Today we will look at logical fallacies. A fallacy is simply an error in thinking. Certain errors are so common they have been classified and named. These are the sorts of fallacies we are dealing with here. There are two primary categories of fallacies: formal and informal. Formal fallacies have to do with the logical structure of an argument. If the logical structure is incorrect, then the argument has committed a fallacy. Informal fallacies have to do with errors of thinking that happen apart from the structure of an argument. These could include such things as appeals to emotions, personal character attacks, and ambiguous language.
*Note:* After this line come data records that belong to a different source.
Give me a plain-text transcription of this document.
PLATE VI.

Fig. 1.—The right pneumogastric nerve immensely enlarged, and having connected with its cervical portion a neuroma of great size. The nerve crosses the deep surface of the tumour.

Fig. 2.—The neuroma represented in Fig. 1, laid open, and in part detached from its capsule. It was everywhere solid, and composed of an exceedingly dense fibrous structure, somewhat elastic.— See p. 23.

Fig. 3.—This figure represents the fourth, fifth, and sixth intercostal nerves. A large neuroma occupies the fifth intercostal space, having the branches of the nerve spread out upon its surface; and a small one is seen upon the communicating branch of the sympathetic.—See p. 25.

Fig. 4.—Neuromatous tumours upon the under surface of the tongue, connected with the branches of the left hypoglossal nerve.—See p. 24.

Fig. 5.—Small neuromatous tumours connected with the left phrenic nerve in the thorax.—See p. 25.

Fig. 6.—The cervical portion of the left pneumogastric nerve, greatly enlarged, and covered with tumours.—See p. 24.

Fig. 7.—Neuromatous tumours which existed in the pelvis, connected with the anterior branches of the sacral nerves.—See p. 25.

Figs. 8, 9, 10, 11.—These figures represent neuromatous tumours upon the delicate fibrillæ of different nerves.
When it comes to informal logic, the tendency for the beginner is to gravitate immediately to the fallacies. Immediate benefit can be gained by understanding where thinking may have gone wrong. However, the student of logic is encouraged to be careful not to label every apparent fallacy they can find. This is not only in many cases impolite, it is not very productive. Recognizing fallacies is only the first step. But bringing proper thinking and clarity to an issue can be the real challange. Every case has its own particular elements, so more information is always helpful to determine the strengths and weaknesses of arguments. Ideally, when a fallacy is recognized it can be corrected without a sort of "gotcha" attitude. The principle of charity and a gracious manner are essential in seeking common understanding, rather than simply becoming a fallacy-finder. Because the fallacies cover such a broad range, they are beyond the scope of one post. In addition, many excellent resources can be found on the web for studying the fallacies. Although many good resources are found in print, good audio resources are few. That is why we have provided here an audio podcastadaptation of Stephen's Guide to Logical Fallacies, one of the well-known fallacy sites on the web. Permission has been granted by logician Stephen Downes. The purpose of the podcast is to introduce and summarize the fallacies and provide examples and solutions to the errors.